Филимон, равно как и вся братия, любил Арсения и, когда настоятель ушел, оставив их наедине, он не ощутил ни стыда, ни боязни и раскрыл перед ним всю свою душу… Он говорил долго и страстно, отвечая на краткие вопросы старца, который прерывал юношу без строгости и напыщенной педантичности монаха и с детской незлобивостью позволял Филимону перебивать свою речь. Но в звуке его голоса сквозила грусть, когда он отвечал на мольбы молодого инока.
– Тертуллиан, Ориген[11], Климент[12], Киприан[13] – жили в миру, а кроме них еще многие другие, имена которых мы почитаем, испрашивая их заступничества. Всем им была знакома языческая наука, и они боролись и трудились, оставаясь незапятнанными, живя среди людей. Почему бы и мне ее не испробовать? Даже патриарх Кирилл был вызван из пещер Нитрин, чтобы занять место на александрийском престоле.
Медленно поднял старец руку и, откинув густые волосы со лба юноши, заглянул ему в лицо долгим сосредоточенным взглядом, исполненным кроткого сострадания.
– Так ты хочешь увидеть мир, жалкий глупец?
– Я хочу изменить мир.
– Прежде всего ты должен познать его. Рассказать ли тебе, каков мир, который, как тебе кажется, так легко изменить? Я живу вот здесь бедным, старым, безвестным монахом, который молится и постится, чтобы Господь сжалился над его душой. Но ты не подозреваешь, как глубоко я изучил свет. Если бы ты так же его знал, то был бы рад остаться тут до конца жизни. Некогда при имени Арсения царицы, бледнея, понижали голос. Суета сует, всяческая суета! При виде моего нахмуренного чела содрогался тот, перед кем трепетал весь мир. Я был воспитателем Аркалия[14].
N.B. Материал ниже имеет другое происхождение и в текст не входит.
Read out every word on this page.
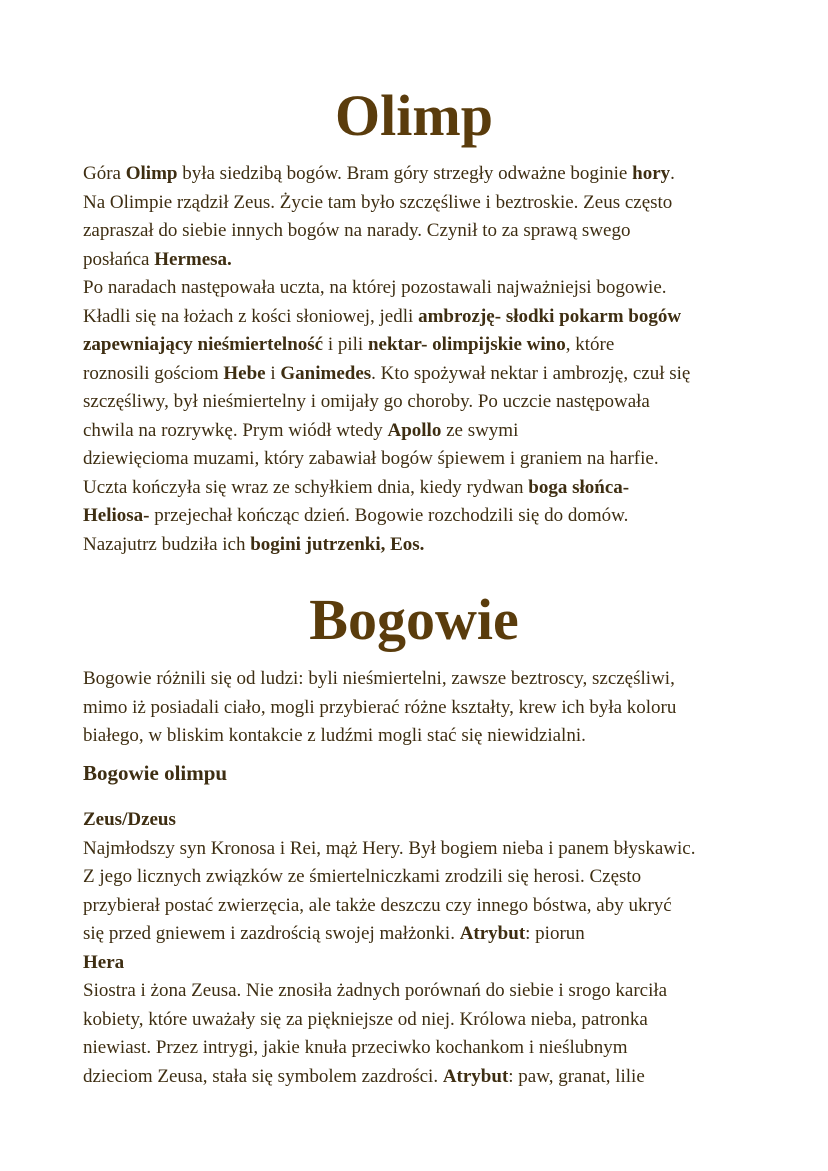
Olimp
Góra Olimp była siedzibą bogów. Bram góry strzegły odważne boginie hory.
Na Olimpie rządził Zeus. Życie tam było szczęśliwe i beztroskie. Zeus często
zapraszał do siebie innych bogów na narady. Czynił to za sprawą swego
posłańca Hermesa.
Po naradach następowała uczta, na której pozostawali najważniejsi bogowie.
Kładli się na łożach z kości słoniowej, jedli ambrozję- słodki pokarm bogów
zapewniający nieśmiertelność i pili nektar- olimpijskie wino, które
roznosili gościom Hebe i Ganimedes. Kto spożywał nektar i ambrozję, czuł się
szczęśliwy, był nieśmiertelny i omijały go choroby. Po uczcie następowała
chwila na rozrywkę. Prym wiódł wtedy Apollo ze swymi
dziewięcioma muzami, który zabawiał bogów śpiewem i graniem na harfie.
Uczta kończyła się wraz ze schyłkiem dnia, kiedy rydwan boga słońca-
Heliosa- przejechał kończąc dzień. Bogowie rozchodzili się do domów.
Nazajutrz budziła ich bogini jutrzenki, Eos.
Bogowie
Bogowie różnili się od ludzi: byli nieśmiertelni, zawsze beztroscy, szczęśliwi,
mimo iż posiadali ciało, mogli przybierać różne kształty, krew ich była koloru
białego, w bliskim kontakcie z ludźmi mogli stać się niewidzialni.
Bogowie olimpu

Zeus/Dzeus

Najmłodszy syn Kronosa i Rei, mąż Hery. Był bogiem nieba i panem błyskawic.
Z jego licznych związków ze śmiertelniczkami zrodzili się herosi. Często
przybierał postać zwierzęcia, ale także deszczu czy innego bóstwa, aby ukryć
się przed gniewem i zazdrością swojej małżonki. Atrybut: piorun

Hera

Siostra i żona Zeusa. Nie znosiła żadnych porównań do siebie i srogo karciła
kobiety, które uważały się za piękniejsze od niej. Królowa nieba, patronka
niewiast. Przez intrygi, jakie knuła przeciwko kochankom i nieślubnym
dzieciom Zeusa, stała się symbolem zazdrości. Atrybut: paw, granat, lilie
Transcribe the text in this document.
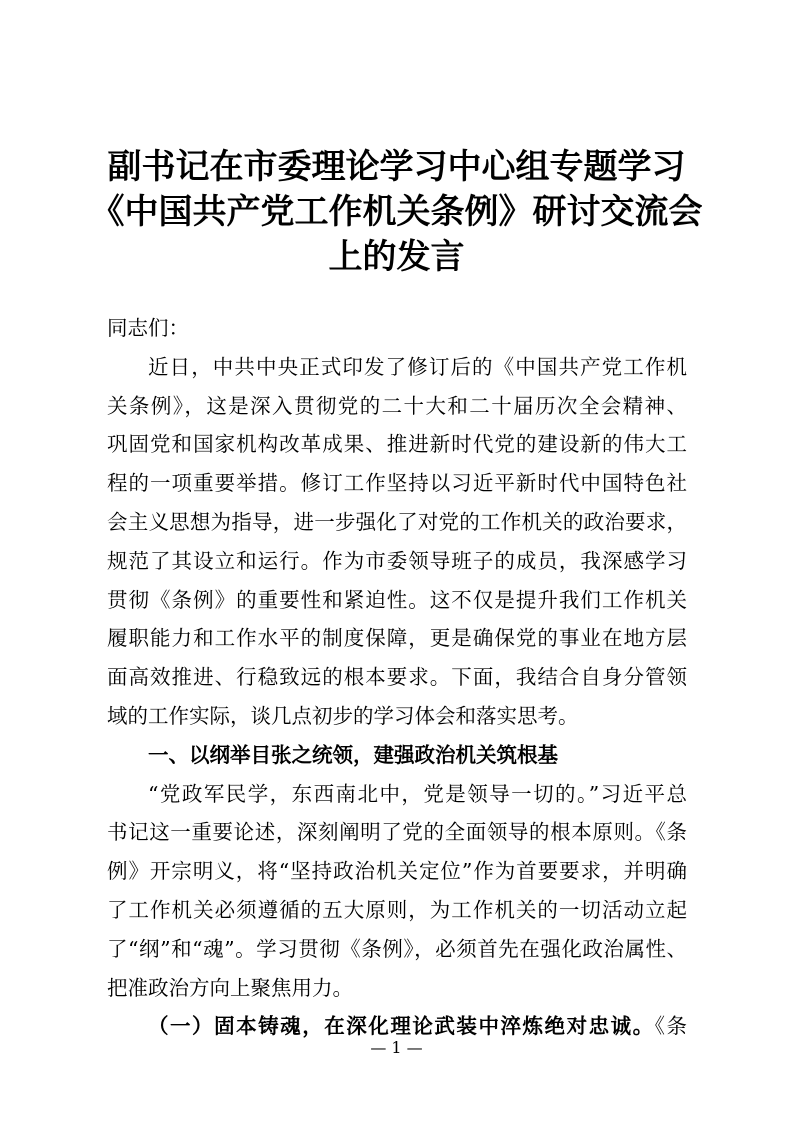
副书记在市委理论学习中心组专题学习
《中国共产党工作机关条例》研讨交流会
上的发言
同志们：
近日，中共中央正式印发了修订后的《中国共产党工作机
关条例》，这是深入贯彻党的二十大和二十届历次全会精神、
巩固党和国家机构改革成果、推进新时代党的建设新的伟大工
程的一项重要举措。修订工作坚持以习近平新时代中国特色社
会主义思想为指导，进一步强化了对党的工作机关的政治要求，
规范了其设立和运行。作为市委领导班子的成员，我深感学习
贯彻《条例》的重要性和紧迫性。这不仅是提升我们工作机关
履职能力和工作水平的制度保障，更是确保党的事业在地方层
面高效推进、行稳致远的根本要求。下面，我结合自身分管领
域的工作实际，谈几点初步的学习体会和落实思考。
一、以纲举目张之统领，建强政治机关筑根基
“党政军民学，东西南北中，党是领导一切的。”习近平总
书记这一重要论述，深刻阐明了党的全面领导的根本原则。《条
例》开宗明义，将“坚持政治机关定位”作为首要要求，并明确
了工作机关必须遵循的五大原则，为工作机关的一切活动立起
了“纲”和“魂”。学习贯彻《条例》，必须首先在强化政治属性、
把准政治方向上聚焦用力。
（一）固本铸魂，在深化理论武装中淬炼绝对忠诚。《条
— 1 —
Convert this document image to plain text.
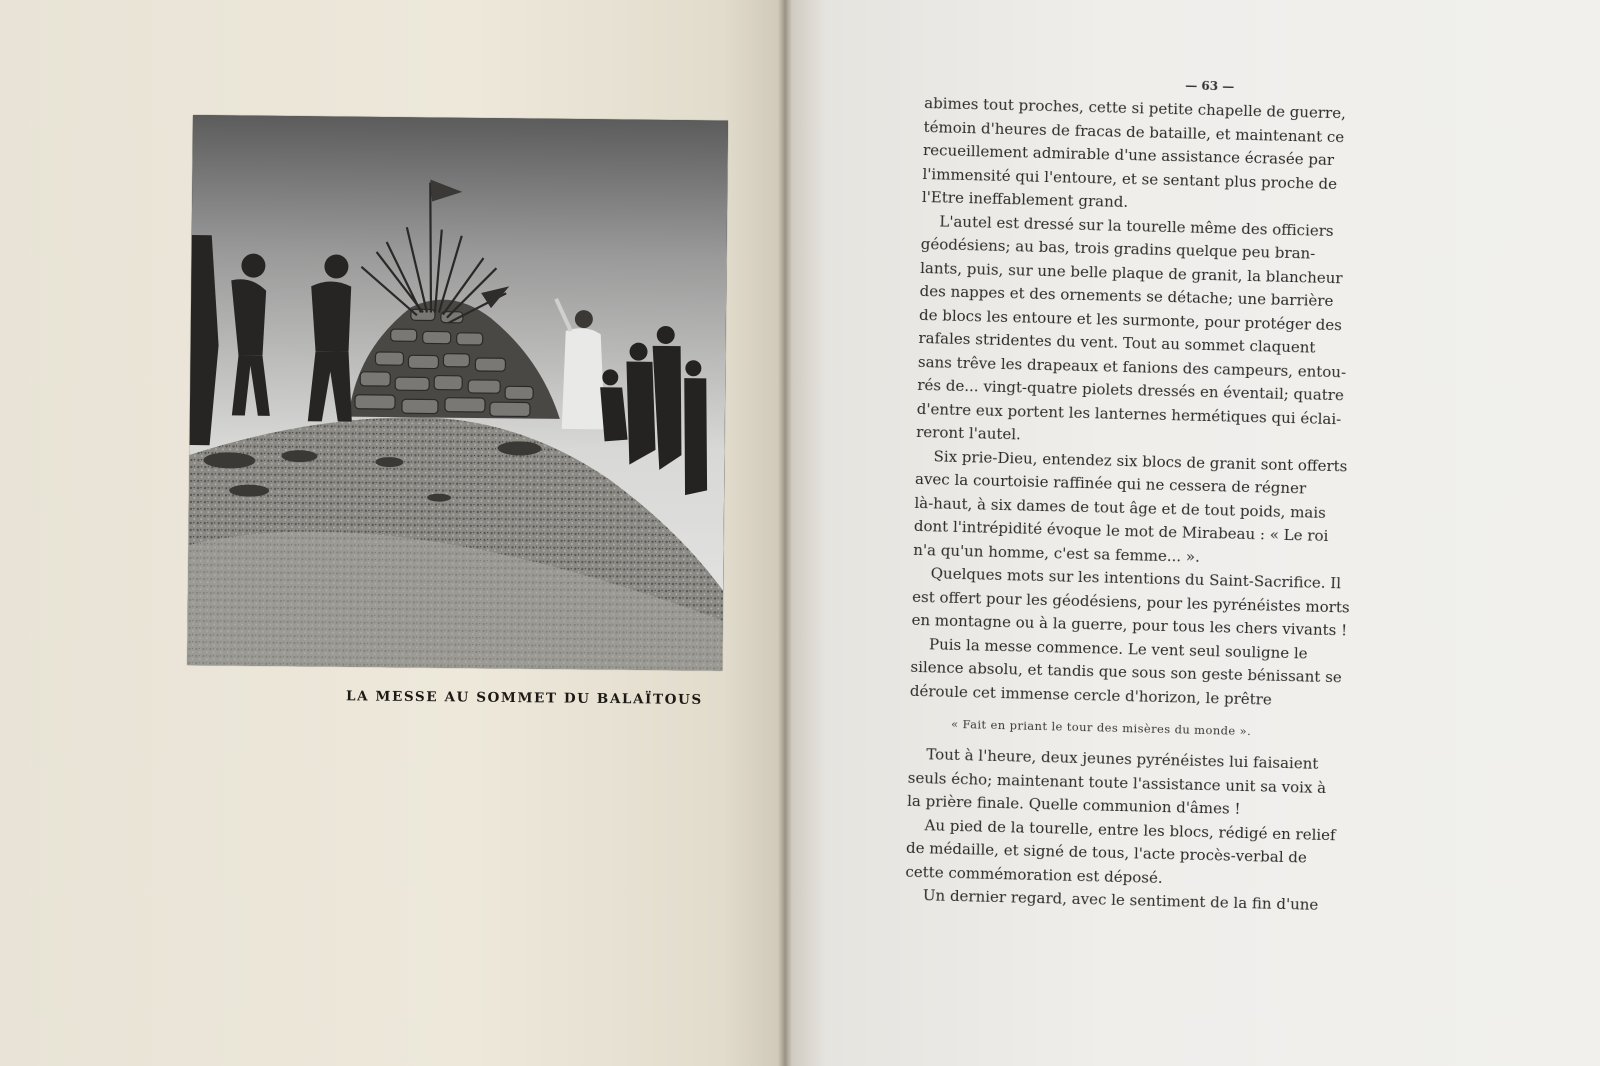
LA MESSE AU SOMMET DU BALAÏTOUS
— 63 —
abimes tout proches, cette si petite chapelle de guerre,
témoin d'heures de fracas de bataille, et maintenant ce
recueillement admirable d'une assistance écrasée par
l'immensité qui l'entoure, et se sentant plus proche de
l'Etre ineffablement grand.
L'autel est dressé sur la tourelle même des officiers
géodésiens; au bas, trois gradins quelque peu bran-
lants, puis, sur une belle plaque de granit, la blancheur
des nappes et des ornements se détache; une barrière
de blocs les entoure et les surmonte, pour protéger des
rafales stridentes du vent. Tout au sommet claquent
sans trêve les drapeaux et fanions des campeurs, entou-
rés de... vingt-quatre piolets dressés en éventail; quatre
d'entre eux portent les lanternes hermétiques qui éclai-
reront l'autel.
Six prie-Dieu, entendez six blocs de granit sont offerts
avec la courtoisie raffinée qui ne cessera de régner
là-haut, à six dames de tout âge et de tout poids, mais
dont l'intrépidité évoque le mot de Mirabeau : « Le roi
n'a qu'un homme, c'est sa femme... ».
Quelques mots sur les intentions du Saint-Sacrifice. Il
est offert pour les géodésiens, pour les pyrénéistes morts
en montagne ou à la guerre, pour tous les chers vivants !
Puis la messe commence. Le vent seul souligne le
silence absolu, et tandis que sous son geste bénissant se
déroule cet immense cercle d'horizon, le prêtre
« Fait en priant le tour des misères du monde ».
Tout à l'heure, deux jeunes pyrénéistes lui faisaient
seuls écho; maintenant toute l'assistance unit sa voix à
la prière finale. Quelle communion d'âmes !
Au pied de la tourelle, entre les blocs, rédigé en relief
de médaille, et signé de tous, l'acte procès-verbal de
cette commémoration est déposé.
Un dernier regard, avec le sentiment de la fin d'une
– Императора Византии?[15]
– Его, его самого! При нем узнал я свет, который ты хочешь увидеть. А что же я увидел? Именно то, что предстоит увидеть и тебе: евнухов, державших в страхе своих повелителей, епископов, лобзающих ноги отцеубийц и развратниц, невинных людей, угождающих грешникам и ради единого слова их разрывающих на части своих братьев в противоестественной борьбе. Свергнутого гонителя немедленно заменяет толпа новых, изгнанный дьявол возвращается с семью другими, еще худшими. Среди коварства и себялюбия, гнева и похоти, смятения и неурядиц, сатана враждует с собственной братией повсюду, начиная со сладострастного императора, восседающего на троне, до забитого раба, поносящего своего Бога.
– Если сатана изгоняет сатану, то его царство не долговечно.
– В будущем мире, – да, в нашем же мире оно будет крепнуть, побеждать и шириться, пока не наступит конец. Наступают последние дни, о которых вещали пророки, приближается начало страданий, каких еще не знавала земля. Я это давно предвидел. Я предсказал, что нахлынет мрачный, неудержимый поток северных варваров; я молил об отвращении его, но мои пророчества и предостережения ни к чему не привели. Мой питомец противился моим советам. Страсти юности и козни царедворцев оказались сильнее божественных внушений Создателя. Тогда я перестал надеяться, перестал молиться о благоденствии дивного города и понял, что он не избежит суда. Я видел его духовным оком, как некогда его узрел апостол Иоанн в своем откровении. Отчетливо выступал он передо мной со всеми его грехами среди ужасов неотвратимого разгрома. Я бежал тайно ночью и схоронил себя в пустыне, ожидая конца света. Днем и ночью взываю я Создателю, чтобы он ниспослал своих избранных и ускорил пришествие своего царства. С каждой зарей, с трепетом и надеждой, подняв лицо к небесам, ищу я на них знамение Сына божьего, жду минуты, когда солнце померкнет, луна обратится в кровь, звезды посыпятся с небесных высот, а подземные огни вырвутся из-под земли, возвещая кончину мира. И ты хочешь идти в свет, откуда я бежал?